Revisiting Efron and Morris’s Baseball Study

One of the famous small datasets in statistics is one contained in a paper in the Journal of the American Statistical Association by Brad Efron and Carl Morris where they use baseball data to illustrate the benefits of shrinkage estimation. In April of 1970, Brad and Carl looked at the Sunday paper where tables of baseball statistics were published and chose 18 players who had exactly 45 at-bats. The goal was to predict the batting average of these 18 players in the remainder of the 1970 season. I got introduced to this study by my advisor at Purdue and Efron and Morris’s research had a significant impact on my early research in statistics. Anyway, I thought it would be interesting to revisit this example by downloading Retrosheet data. This is a nice toy example to illustrate Bayesian random effects modeling and Bayesian prediction. Recently I interviewed Carl Morris in a Chance article where he gives some insight on the collection of this baseball dataset.

By the way, this dataset still is used in a number of Bayesian books to demonstrate exchangeable modeling.

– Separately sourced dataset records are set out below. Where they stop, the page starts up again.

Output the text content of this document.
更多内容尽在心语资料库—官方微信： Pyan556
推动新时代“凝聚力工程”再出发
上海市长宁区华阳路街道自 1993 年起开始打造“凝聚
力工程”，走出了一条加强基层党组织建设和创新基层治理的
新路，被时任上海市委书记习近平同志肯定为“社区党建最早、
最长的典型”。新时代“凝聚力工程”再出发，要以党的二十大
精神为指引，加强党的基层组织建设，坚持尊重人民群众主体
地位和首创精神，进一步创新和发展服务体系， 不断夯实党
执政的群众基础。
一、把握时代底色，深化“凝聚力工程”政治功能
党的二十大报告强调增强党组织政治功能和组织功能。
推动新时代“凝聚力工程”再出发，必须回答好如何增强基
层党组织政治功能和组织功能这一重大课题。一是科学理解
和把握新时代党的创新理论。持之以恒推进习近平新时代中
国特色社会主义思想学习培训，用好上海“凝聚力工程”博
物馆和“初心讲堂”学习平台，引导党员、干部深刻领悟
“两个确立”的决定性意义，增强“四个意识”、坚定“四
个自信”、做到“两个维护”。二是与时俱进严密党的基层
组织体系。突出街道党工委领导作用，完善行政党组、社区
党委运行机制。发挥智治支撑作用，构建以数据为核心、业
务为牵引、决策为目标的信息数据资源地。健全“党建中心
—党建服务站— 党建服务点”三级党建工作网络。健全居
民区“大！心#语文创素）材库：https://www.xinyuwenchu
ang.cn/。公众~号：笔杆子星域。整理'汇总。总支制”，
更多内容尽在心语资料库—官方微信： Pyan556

Specifically, Parent and Rivot’s book has an appendix on “The baseball players historical example” that discusses hierarchical analyses for this particular 1970 dataset.

Getting the Data

In a previous post, I presented a function for downloading Retrosheet play-by-play for a particular season. I read in this parse.retrosheet2.pbp from my gist site and use it to download the data for the 1970 season.

To find the players from Efron and Morris’s study, I collect the number of AB and H for all players through April 24 (I had found that Roberto Clemente had exactly 45 AB through April 24) and then collected all hitters who had between 44 and 46 AB. This gave me 17 hitters — they substantially overlap with the list of players used in Efron and Morris’s paper. (I was happy to see that Johnny Callison, a popular Phillies hitter, was included in my list.)

Fitting a Random Effects Model

Here is a relatively simple random effects model to learn about the batting abilities for these 17 players. The number of hits y_i for the ith batter is binomial with hit probability p_i (i goes from 1 to 18) and then the collection of hit probabilities p_1, …, p_17 come from a beta “talent” curve with shape parameters K eta and K ( 1 – eta). (I place weakly informative priors on the unknown parameters K and eta.) Here’s a picture of this model (the notation is a bit off, but it demonstrates the basic idea.)

randomeffects

Anyway, I have a function fit.model that will estimate K and eta from this data. The estimates are K = 68 and eta = .290. We use these to estimate the hitting probability for any player. For example, Max Alvis had 7 hits in 44 AB for a batting average of 0.159. To estimate Alvis’ hitting probability we essentially combine Alvis’ hitting data with an “average” player with 68 AB and batting average of .290.

maxalvis

Here’s a graph showing the observed batting averages and the estimates of the hitting probabilities that shrink or move these batting averages towards the overall average.

AVGshrinkage

Prediction

The objective of this modeling is to predict the batting averages of these 17 players for the remainder of the season. I use the Retrosheet data to collect the number of AB for all players in the remainder of the season. There are two types of uncertainty in this prediction exercise. There is uncertainty in the true hitting probabilities for the players, and once we have values of the hitting probabilities, there is additional (binomial) uncertainty in the future number of hits for these players. For a specific player, we simulate values of his hitting probability (based on the posterior distribution of p_i) and then using these simulated values of the probability, we simulate the number of hits by binomial distributions. When we are done, we have 1000 values of the number of hits from the predictive distribution. I use density curves to display these predictive distribution of the players’ batting averages in the remainder of the 1970 season. These intervals might seem pretty wide, but then again we don’t have much data (only 45 AB) to learn about the batting abilities and there is a large chunk of the season remaining to be played.

AVGprediction

This general approach can be used to predict the batting averages of a group of hitters at any point during the season. One nice feature of the Bayesian approach is that the posteriors for the hitting probabilities can be conveniently updated during the season with new data.

If you want to play with this method for other players and other seasons, all of the R code can be found on my github gist site.